Contrairement à d’autres applications de messagerie, Signal ne collecte ni ne stocke les données des utilisateurs, et son code source est public, permettant aux experts en sécurité de vérifier son fonctionnement et de s’assurer qu’il reste sécurisé.

Maredith Whittaker, présidente de Signal, a défendu la sécurité de l’application mardi en affirmant que « Signal est la référence en matière de communication privée ».

Qui a fondé Signal ?
Selon le site de l’entreprise, Signal a été fondée en 2012 par l’entrepreneur Moxie Marlinspike et Whittaker. En février 2018, Marlinspike s’est associé à Brian Acton, cofondateur de WhatsApp, pour créer la fondation à but non lucratif Signal Foundation, qui supervise aujourd’hui l’application.

Brian Acton a fourni un financement initial de 50 millions de dollars.

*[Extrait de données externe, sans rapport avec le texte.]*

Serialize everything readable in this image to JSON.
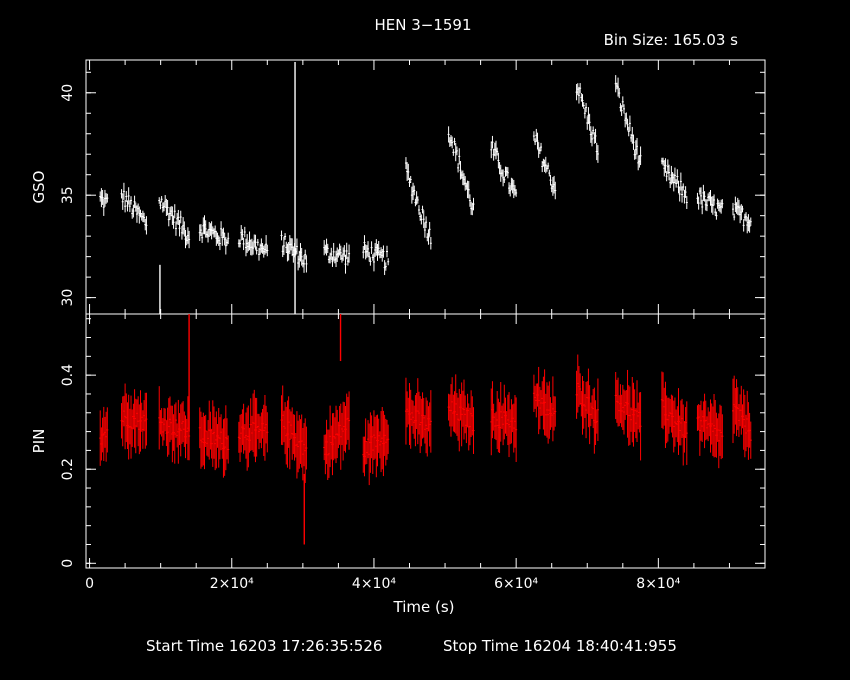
{
  "title": "HEN 3−1591",
  "bin_size_label": "Bin Size:  165.03  s",
  "footer": {
    "start": "Start Time 16203  17:26:35:526",
    "stop": "Stop Time 16204  18:40:41:955"
  },
  "chart_data": [
    {
      "type": "scatter",
      "name": "GSO",
      "ylabel": "GSO",
      "xlabel": "",
      "color": "#ffffff",
      "xlim": [
        -500,
        95000
      ],
      "ylim": [
        29.2,
        41.6
      ],
      "yticks": [
        30,
        35,
        40
      ],
      "ytick_labels": [
        "30",
        "35",
        "40"
      ],
      "error_bars": true,
      "segments": [
        {
          "x0": 1500,
          "x1": 2500,
          "y0": 34.8,
          "y1": 34.6
        },
        {
          "x0": 4500,
          "x1": 8000,
          "y0": 35.0,
          "y1": 33.6
        },
        {
          "x0": 9800,
          "x1": 14000,
          "y0": 34.8,
          "y1": 33.0
        },
        {
          "x0": 15500,
          "x1": 19500,
          "y0": 33.4,
          "y1": 32.8
        },
        {
          "x0": 21000,
          "x1": 25000,
          "y0": 33.0,
          "y1": 32.2
        },
        {
          "x0": 27000,
          "x1": 30500,
          "y0": 32.7,
          "y1": 31.8
        },
        {
          "x0": 33000,
          "x1": 36500,
          "y0": 32.2,
          "y1": 32.0
        },
        {
          "x0": 38500,
          "x1": 42000,
          "y0": 32.3,
          "y1": 31.8
        },
        {
          "x0": 44500,
          "x1": 48000,
          "y0": 36.2,
          "y1": 32.9
        },
        {
          "x0": 50500,
          "x1": 54000,
          "y0": 38.2,
          "y1": 34.3
        },
        {
          "x0": 56500,
          "x1": 60000,
          "y0": 37.3,
          "y1": 34.9
        },
        {
          "x0": 62500,
          "x1": 65500,
          "y0": 37.8,
          "y1": 35.3
        },
        {
          "x0": 68500,
          "x1": 71500,
          "y0": 40.4,
          "y1": 37.2
        },
        {
          "x0": 74000,
          "x1": 77500,
          "y0": 40.3,
          "y1": 36.5
        },
        {
          "x0": 80500,
          "x1": 84000,
          "y0": 36.3,
          "y1": 35.0
        },
        {
          "x0": 85500,
          "x1": 89000,
          "y0": 34.9,
          "y1": 34.2
        },
        {
          "x0": 90500,
          "x1": 93000,
          "y0": 34.2,
          "y1": 33.8
        }
      ],
      "outliers": [
        {
          "x": 28900,
          "y": 41.5,
          "ylo": 29.2
        },
        {
          "x": 9900,
          "y": 29.2,
          "ylo": 31.6
        }
      ]
    },
    {
      "type": "scatter",
      "name": "PIN",
      "ylabel": "PIN",
      "xlabel": "Time (s)",
      "color": "#ff0000",
      "xlim": [
        -500,
        95000
      ],
      "ylim": [
        -0.01,
        0.53
      ],
      "yticks": [
        0,
        0.2,
        0.4
      ],
      "ytick_labels": [
        "0",
        "0.2",
        "0.4"
      ],
      "xticks": [
        0,
        20000,
        40000,
        60000,
        80000
      ],
      "xtick_labels": [
        "0",
        "2×10⁴",
        "4×10⁴",
        "6×10⁴",
        "8×10⁴"
      ],
      "error_bars": true,
      "segments": [
        {
          "x0": 1500,
          "x1": 2500,
          "y0": 0.27,
          "y1": 0.28
        },
        {
          "x0": 4500,
          "x1": 8000,
          "y0": 0.31,
          "y1": 0.3
        },
        {
          "x0": 9800,
          "x1": 14000,
          "y0": 0.3,
          "y1": 0.28
        },
        {
          "x0": 15500,
          "x1": 19500,
          "y0": 0.27,
          "y1": 0.26
        },
        {
          "x0": 21000,
          "x1": 25000,
          "y0": 0.28,
          "y1": 0.28
        },
        {
          "x0": 27000,
          "x1": 30500,
          "y0": 0.3,
          "y1": 0.24
        },
        {
          "x0": 33000,
          "x1": 36500,
          "y0": 0.24,
          "y1": 0.3
        },
        {
          "x0": 38500,
          "x1": 42000,
          "y0": 0.24,
          "y1": 0.28
        },
        {
          "x0": 44500,
          "x1": 48000,
          "y0": 0.32,
          "y1": 0.29
        },
        {
          "x0": 50500,
          "x1": 54000,
          "y0": 0.33,
          "y1": 0.3
        },
        {
          "x0": 56500,
          "x1": 60000,
          "y0": 0.31,
          "y1": 0.3
        },
        {
          "x0": 62500,
          "x1": 65500,
          "y0": 0.35,
          "y1": 0.31
        },
        {
          "x0": 68500,
          "x1": 71500,
          "y0": 0.37,
          "y1": 0.31
        },
        {
          "x0": 74000,
          "x1": 77500,
          "y0": 0.35,
          "y1": 0.3
        },
        {
          "x0": 80500,
          "x1": 84000,
          "y0": 0.33,
          "y1": 0.28
        },
        {
          "x0": 85500,
          "x1": 89000,
          "y0": 0.3,
          "y1": 0.27
        },
        {
          "x0": 90500,
          "x1": 93000,
          "y0": 0.33,
          "y1": 0.28
        }
      ],
      "outliers": [
        {
          "x": 35300,
          "y": 0.53,
          "ylo": 0.43
        },
        {
          "x": 30200,
          "y": 0.19,
          "ylo": 0.04
        },
        {
          "x": 14000,
          "y": 0.53,
          "ylo": 0.28
        }
      ]
    }
  ]
}
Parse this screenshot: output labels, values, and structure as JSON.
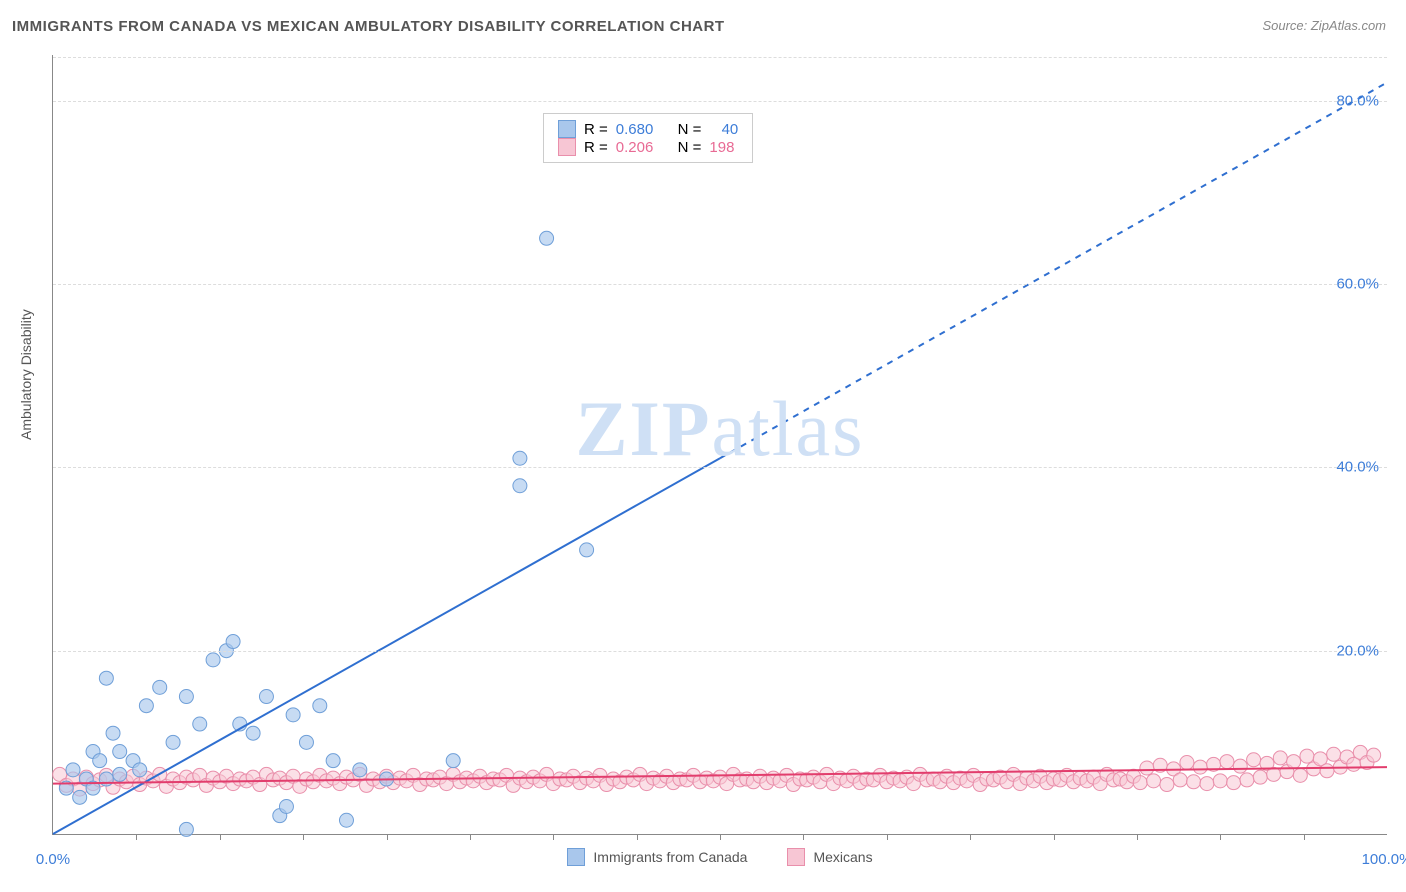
{
  "title": "IMMIGRANTS FROM CANADA VS MEXICAN AMBULATORY DISABILITY CORRELATION CHART",
  "source_label": "Source: ZipAtlas.com",
  "y_axis_title": "Ambulatory Disability",
  "watermark": {
    "bold": "ZIP",
    "rest": "atlas"
  },
  "chart": {
    "type": "scatter",
    "xlim": [
      0,
      100
    ],
    "ylim": [
      0,
      85
    ],
    "x_ticks": [
      0,
      100
    ],
    "x_tick_labels": [
      "0.0%",
      "100.0%"
    ],
    "minor_x_ticks": [
      6.25,
      12.5,
      18.75,
      25,
      31.25,
      37.5,
      43.75,
      50,
      56.25,
      62.5,
      68.75,
      75,
      81.25,
      87.5,
      93.75
    ],
    "y_ticks": [
      20,
      40,
      60,
      80
    ],
    "y_tick_labels": [
      "20.0%",
      "40.0%",
      "60.0%",
      "80.0%"
    ],
    "background_color": "#ffffff",
    "grid_color": "#dddddd",
    "series": [
      {
        "name": "Immigrants from Canada",
        "label_key": "canada",
        "marker_fill": "#a9c7ec",
        "marker_stroke": "#6f9fd8",
        "marker_opacity": 0.65,
        "marker_radius": 7,
        "line_color": "#2f6fd0",
        "line_width": 2,
        "trend": {
          "x1": 0,
          "y1": 0,
          "x2": 100,
          "y2": 82,
          "solid_until_x": 50
        },
        "R": "0.680",
        "N": "40",
        "points": [
          [
            1,
            5
          ],
          [
            1.5,
            7
          ],
          [
            2,
            4
          ],
          [
            2.5,
            6
          ],
          [
            3,
            9
          ],
          [
            3,
            5
          ],
          [
            3.5,
            8
          ],
          [
            4,
            17
          ],
          [
            4,
            6
          ],
          [
            4.5,
            11
          ],
          [
            5,
            9
          ],
          [
            5,
            6.5
          ],
          [
            6,
            8
          ],
          [
            6.5,
            7
          ],
          [
            7,
            14
          ],
          [
            8,
            16
          ],
          [
            9,
            10
          ],
          [
            10,
            0.5
          ],
          [
            10,
            15
          ],
          [
            11,
            12
          ],
          [
            12,
            19
          ],
          [
            13,
            20
          ],
          [
            13.5,
            21
          ],
          [
            14,
            12
          ],
          [
            15,
            11
          ],
          [
            16,
            15
          ],
          [
            17,
            2
          ],
          [
            17.5,
            3
          ],
          [
            18,
            13
          ],
          [
            19,
            10
          ],
          [
            20,
            14
          ],
          [
            21,
            8
          ],
          [
            22,
            1.5
          ],
          [
            23,
            7
          ],
          [
            25,
            6
          ],
          [
            30,
            8
          ],
          [
            35,
            41
          ],
          [
            35,
            38
          ],
          [
            37,
            65
          ],
          [
            40,
            31
          ]
        ]
      },
      {
        "name": "Mexicans",
        "label_key": "mexicans",
        "marker_fill": "#f7c6d4",
        "marker_stroke": "#e98fab",
        "marker_opacity": 0.55,
        "marker_radius": 7,
        "line_color": "#e23d6d",
        "line_width": 2,
        "trend": {
          "x1": 0,
          "y1": 5.5,
          "x2": 100,
          "y2": 7.3,
          "solid_until_x": 100
        },
        "R": "0.206",
        "N": "198",
        "points": [
          [
            0.5,
            6.5
          ],
          [
            1,
            5.3
          ],
          [
            1.5,
            6
          ],
          [
            2,
            4.9
          ],
          [
            2.5,
            6.2
          ],
          [
            3,
            5.5
          ],
          [
            3.5,
            5.9
          ],
          [
            4,
            6.4
          ],
          [
            4.5,
            5.1
          ],
          [
            5,
            6
          ],
          [
            5.5,
            5.7
          ],
          [
            6,
            6.3
          ],
          [
            6.5,
            5.4
          ],
          [
            7,
            6.1
          ],
          [
            7.5,
            5.8
          ],
          [
            8,
            6.5
          ],
          [
            8.5,
            5.2
          ],
          [
            9,
            6
          ],
          [
            9.5,
            5.6
          ],
          [
            10,
            6.2
          ],
          [
            10.5,
            5.9
          ],
          [
            11,
            6.4
          ],
          [
            11.5,
            5.3
          ],
          [
            12,
            6.1
          ],
          [
            12.5,
            5.7
          ],
          [
            13,
            6.3
          ],
          [
            13.5,
            5.5
          ],
          [
            14,
            6
          ],
          [
            14.5,
            5.8
          ],
          [
            15,
            6.2
          ],
          [
            15.5,
            5.4
          ],
          [
            16,
            6.5
          ],
          [
            16.5,
            5.9
          ],
          [
            17,
            6.1
          ],
          [
            17.5,
            5.6
          ],
          [
            18,
            6.3
          ],
          [
            18.5,
            5.2
          ],
          [
            19,
            6
          ],
          [
            19.5,
            5.7
          ],
          [
            20,
            6.4
          ],
          [
            20.5,
            5.8
          ],
          [
            21,
            6.1
          ],
          [
            21.5,
            5.5
          ],
          [
            22,
            6.2
          ],
          [
            22.5,
            5.9
          ],
          [
            23,
            6.5
          ],
          [
            23.5,
            5.3
          ],
          [
            24,
            6
          ],
          [
            24.5,
            5.7
          ],
          [
            25,
            6.3
          ],
          [
            25.5,
            5.6
          ],
          [
            26,
            6.1
          ],
          [
            26.5,
            5.8
          ],
          [
            27,
            6.4
          ],
          [
            27.5,
            5.4
          ],
          [
            28,
            6
          ],
          [
            28.5,
            5.9
          ],
          [
            29,
            6.2
          ],
          [
            29.5,
            5.5
          ],
          [
            30,
            6.5
          ],
          [
            30.5,
            5.7
          ],
          [
            31,
            6.1
          ],
          [
            31.5,
            5.8
          ],
          [
            32,
            6.3
          ],
          [
            32.5,
            5.6
          ],
          [
            33,
            6
          ],
          [
            33.5,
            5.9
          ],
          [
            34,
            6.4
          ],
          [
            34.5,
            5.3
          ],
          [
            35,
            6.1
          ],
          [
            35.5,
            5.7
          ],
          [
            36,
            6.2
          ],
          [
            36.5,
            5.8
          ],
          [
            37,
            6.5
          ],
          [
            37.5,
            5.5
          ],
          [
            38,
            6
          ],
          [
            38.5,
            5.9
          ],
          [
            39,
            6.3
          ],
          [
            39.5,
            5.6
          ],
          [
            40,
            6.1
          ],
          [
            40.5,
            5.8
          ],
          [
            41,
            6.4
          ],
          [
            41.5,
            5.4
          ],
          [
            42,
            6
          ],
          [
            42.5,
            5.7
          ],
          [
            43,
            6.2
          ],
          [
            43.5,
            5.9
          ],
          [
            44,
            6.5
          ],
          [
            44.5,
            5.5
          ],
          [
            45,
            6.1
          ],
          [
            45.5,
            5.8
          ],
          [
            46,
            6.3
          ],
          [
            46.5,
            5.6
          ],
          [
            47,
            6
          ],
          [
            47.5,
            5.9
          ],
          [
            48,
            6.4
          ],
          [
            48.5,
            5.7
          ],
          [
            49,
            6.1
          ],
          [
            49.5,
            5.8
          ],
          [
            50,
            6.2
          ],
          [
            50.5,
            5.5
          ],
          [
            51,
            6.5
          ],
          [
            51.5,
            5.9
          ],
          [
            52,
            6
          ],
          [
            52.5,
            5.7
          ],
          [
            53,
            6.3
          ],
          [
            53.5,
            5.6
          ],
          [
            54,
            6.1
          ],
          [
            54.5,
            5.8
          ],
          [
            55,
            6.4
          ],
          [
            55.5,
            5.4
          ],
          [
            56,
            6
          ],
          [
            56.5,
            5.9
          ],
          [
            57,
            6.2
          ],
          [
            57.5,
            5.7
          ],
          [
            58,
            6.5
          ],
          [
            58.5,
            5.5
          ],
          [
            59,
            6.1
          ],
          [
            59.5,
            5.8
          ],
          [
            60,
            6.3
          ],
          [
            60.5,
            5.6
          ],
          [
            61,
            6
          ],
          [
            61.5,
            5.9
          ],
          [
            62,
            6.4
          ],
          [
            62.5,
            5.7
          ],
          [
            63,
            6.1
          ],
          [
            63.5,
            5.8
          ],
          [
            64,
            6.2
          ],
          [
            64.5,
            5.5
          ],
          [
            65,
            6.5
          ],
          [
            65.5,
            5.9
          ],
          [
            66,
            6
          ],
          [
            66.5,
            5.7
          ],
          [
            67,
            6.3
          ],
          [
            67.5,
            5.6
          ],
          [
            68,
            6.1
          ],
          [
            68.5,
            5.8
          ],
          [
            69,
            6.4
          ],
          [
            69.5,
            5.4
          ],
          [
            70,
            6
          ],
          [
            70.5,
            5.9
          ],
          [
            71,
            6.2
          ],
          [
            71.5,
            5.7
          ],
          [
            72,
            6.5
          ],
          [
            72.5,
            5.5
          ],
          [
            73,
            6.1
          ],
          [
            73.5,
            5.8
          ],
          [
            74,
            6.3
          ],
          [
            74.5,
            5.6
          ],
          [
            75,
            6
          ],
          [
            75.5,
            5.9
          ],
          [
            76,
            6.4
          ],
          [
            76.5,
            5.7
          ],
          [
            77,
            6.1
          ],
          [
            77.5,
            5.8
          ],
          [
            78,
            6.2
          ],
          [
            78.5,
            5.5
          ],
          [
            79,
            6.5
          ],
          [
            79.5,
            5.9
          ],
          [
            80,
            6
          ],
          [
            80.5,
            5.7
          ],
          [
            81,
            6.3
          ],
          [
            81.5,
            5.6
          ],
          [
            82,
            7.2
          ],
          [
            82.5,
            5.8
          ],
          [
            83,
            7.5
          ],
          [
            83.5,
            5.4
          ],
          [
            84,
            7.1
          ],
          [
            84.5,
            5.9
          ],
          [
            85,
            7.8
          ],
          [
            85.5,
            5.7
          ],
          [
            86,
            7.3
          ],
          [
            86.5,
            5.5
          ],
          [
            87,
            7.6
          ],
          [
            87.5,
            5.8
          ],
          [
            88,
            7.9
          ],
          [
            88.5,
            5.6
          ],
          [
            89,
            7.4
          ],
          [
            89.5,
            5.9
          ],
          [
            90,
            8.1
          ],
          [
            90.5,
            6.2
          ],
          [
            91,
            7.7
          ],
          [
            91.5,
            6.5
          ],
          [
            92,
            8.3
          ],
          [
            92.5,
            6.8
          ],
          [
            93,
            7.9
          ],
          [
            93.5,
            6.4
          ],
          [
            94,
            8.5
          ],
          [
            94.5,
            7.1
          ],
          [
            95,
            8.2
          ],
          [
            95.5,
            6.9
          ],
          [
            96,
            8.7
          ],
          [
            96.5,
            7.3
          ],
          [
            97,
            8.4
          ],
          [
            97.5,
            7.6
          ],
          [
            98,
            8.9
          ],
          [
            98.5,
            7.8
          ],
          [
            99,
            8.6
          ]
        ]
      }
    ]
  },
  "legend_top": {
    "R_label": "R =",
    "N_label": "N ="
  },
  "legend_bottom": {
    "canada": "Immigrants from Canada",
    "mexicans": "Mexicans"
  },
  "colors": {
    "blue_text": "#3d7dd8",
    "pink_text": "#e86a94",
    "x_blue": "#3d7dd8",
    "x_label_gray": "#666666"
  }
}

Il avait quitté WhatsApp en 2017 en raison de désaccords concernant l’usage des données des utilisateurs et la publicité ciblée. Signal affirme sur son site qu’elle n’est liée à aucune grande entreprise technologique et qu’aucune ne pourra l’acquérir.

Qui utilise Signal ?
L’application est largement utilisée par les défenseurs de la vie privée et les militants politiques. D’abord peu connue et utilisée par les dissidents, elle est devenue un outil privilégié des journalistes et des médias, puis des agences et organisations gouvernementales.

L’entreprise a connu une croissance « sans précédent » en 2021 à la suite d’un changement controversé dans les conditions de confidentialité de WhatsApp, poussant de nombreux défenseurs de la vie privée à quitter l’application en raison de craintes liées au partage de données avec Facebook et Instagram.

Reuters classe Signal parmi les outils que les informateurs peuvent utiliser pour transmettre des informations confidentielles aux journalistes, tout en précisant qu’« aucun système n’est sécurisé à 100 % ».

Le forum communautaire Signal, groupe non officiel dont la direction inclut des employés de l’entreprise, mentionne également la Commission européenne comme utilisatrice de l’application.

Ben Wood, analyste principal chez CCS Insight, a déclaré : « Bien que Signal soit largement considéré comme fournissant une communication extrêmement sécurisée pour les consommateurs grâce à son chiffrement intégral et au fait qu’il collecte très peu de données, il est difficile de croire qu’il soit approprié pour des messages relevant de la sécurité nationale », en référence à la faille impliquant des proches collaborateurs de Trump discutant de frappes militaires contre les Houthis au Yémen.